GLP-1R Agonists Show Reproducible Evidence for Knee Osteoarthritis Symptom Relief, While Other Peptides Lack High-Quality Data
Background
Injectable peptides are increasingly promoted for musculoskeletal recovery, tissue repair, and performance enhancement in sports medicine. However, their rapid adoption has outpaced the availability of high-quality clinical evidence and regulatory consensus. Current standard-of-care often involves invasive procedures or symptomatic management, leaving a gap for non-surgical, regenerative solutions. This review aims to synthesize contemporary human and translational evidence for relevant peptides, addressing safety, quality, regulatory, and antidoping implications.
Study Design
Researchers conducted a structured narrative review, searching PubMed/MEDLINE, Embase, and Web of Science for studies published between January 1, 2020, and August 31, 2025. Eligible studies included randomized controlled trials, prospective human studies, and translational investigations directly applicable to musculoskeletal care. Non-injectable formulations and non-musculoskeletal indications were excluded. Results were synthesized qualitatively, and the risk of bias for human trials was appraised using standard tools to ensure a rigorous evaluation of the evidence.
Results
Five functional peptide classes relevant to sports medicine were identified. Among these, Glucagon-like peptide-1 receptor agonists (e.g., semaglutide) are the only class supported by reproducible randomized evidence for symptomatic improvement in knee osteoarthritis. These benefits are primarily mediated by clinically meaningful weight loss and putative anti-inflammatory effects, although structural cartilage modification remains unproven. Collagen-derived injectable preparations demonstrated preliminary postoperative symptom and early recovery benefits in small, single-center prospective human studies. Regenerative peptides (e.g., body protection compound-157 and thymosin derivatives) and growth hormone axis secretagogues (e.g., CJC-1295, ipamorelin, and tesamorelin) were identified as classes, but the provided abstract text does not detail specific findings or high-quality evidence for their efficacy in musculoskeletal applications. The overall landscape suggests a significant disparity in the quality and volume of evidence across different peptide classes. GLP-1R agonists (e.g., semaglutide) are the only injectable peptide class with reproducible randomized evidence for symptomatic improvement in knee osteoarthritis.
Key Findings
- Five functional injectable peptide classes relevant to sports medicine were identified.
- GLP-1R agonists (e.g., semaglutide) are the only class with reproducible randomized evidence for symptomatic improvement in knee osteoarthritis.
- Benefits of GLP-1R agonists are primarily mediated by weight loss and anti-inflammatory effects; structural cartilage modification is unproven.
- Collagen-derived injectable preparations show preliminary postoperative symptom/early recovery benefits in small, single-center human studies.

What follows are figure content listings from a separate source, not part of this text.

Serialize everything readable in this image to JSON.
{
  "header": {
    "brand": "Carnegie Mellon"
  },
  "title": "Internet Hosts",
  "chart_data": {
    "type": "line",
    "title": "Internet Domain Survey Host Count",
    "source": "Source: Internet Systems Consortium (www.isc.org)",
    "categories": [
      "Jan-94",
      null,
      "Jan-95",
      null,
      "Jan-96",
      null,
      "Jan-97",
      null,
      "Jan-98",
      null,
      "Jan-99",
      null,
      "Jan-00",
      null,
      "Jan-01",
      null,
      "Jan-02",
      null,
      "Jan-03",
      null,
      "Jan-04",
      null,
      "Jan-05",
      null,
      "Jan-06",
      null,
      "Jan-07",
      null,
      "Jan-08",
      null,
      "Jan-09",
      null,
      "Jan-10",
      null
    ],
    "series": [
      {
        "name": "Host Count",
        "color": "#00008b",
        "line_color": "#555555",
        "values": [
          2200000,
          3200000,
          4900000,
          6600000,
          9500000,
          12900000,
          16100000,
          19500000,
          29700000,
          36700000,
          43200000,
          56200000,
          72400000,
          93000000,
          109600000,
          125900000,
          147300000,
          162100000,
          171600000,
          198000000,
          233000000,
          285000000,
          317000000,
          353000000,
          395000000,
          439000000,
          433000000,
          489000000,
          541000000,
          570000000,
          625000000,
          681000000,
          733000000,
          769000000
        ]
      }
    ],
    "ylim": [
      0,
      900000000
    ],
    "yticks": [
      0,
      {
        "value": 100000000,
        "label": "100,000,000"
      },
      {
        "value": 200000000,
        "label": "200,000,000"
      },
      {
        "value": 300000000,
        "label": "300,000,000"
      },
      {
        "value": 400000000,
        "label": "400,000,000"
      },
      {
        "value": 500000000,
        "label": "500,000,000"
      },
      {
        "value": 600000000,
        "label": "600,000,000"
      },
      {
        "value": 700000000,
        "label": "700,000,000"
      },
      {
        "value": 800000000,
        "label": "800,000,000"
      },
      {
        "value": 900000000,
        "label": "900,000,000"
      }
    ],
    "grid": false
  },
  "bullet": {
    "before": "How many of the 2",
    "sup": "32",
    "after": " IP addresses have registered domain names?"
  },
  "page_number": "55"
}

- Evidence for regenerative peptides (e.g., BPC-157, thymosin derivatives) and GH secretagogues (e.g., CJC-1295, ipamorelin, tesamorelin) remains limited or unproven in the provided abstract.
Why It Matters
This review highlights a critical distinction for peptide users and clinicians: only GLP-1R agonists currently possess reproducible, high-quality evidence for a specific musculoskeletal indication (knee osteoarthritis symptom relief). For other widely promoted peptides like BPC-157 or GH secretagogues, the evidence base remains largely preliminary or lacking in human trials. This means current protocols involving these other peptides for musculoskeletal repair or performance enhancement are largely speculative and not supported by robust clinical data. The clinical translation outlook for GLP-1R agonists in osteoarthritis is promising, potentially offering a non-surgical option, while other peptides require substantial further research to move beyond anecdotal use. Users should exercise caution and prioritize evidence-backed interventions.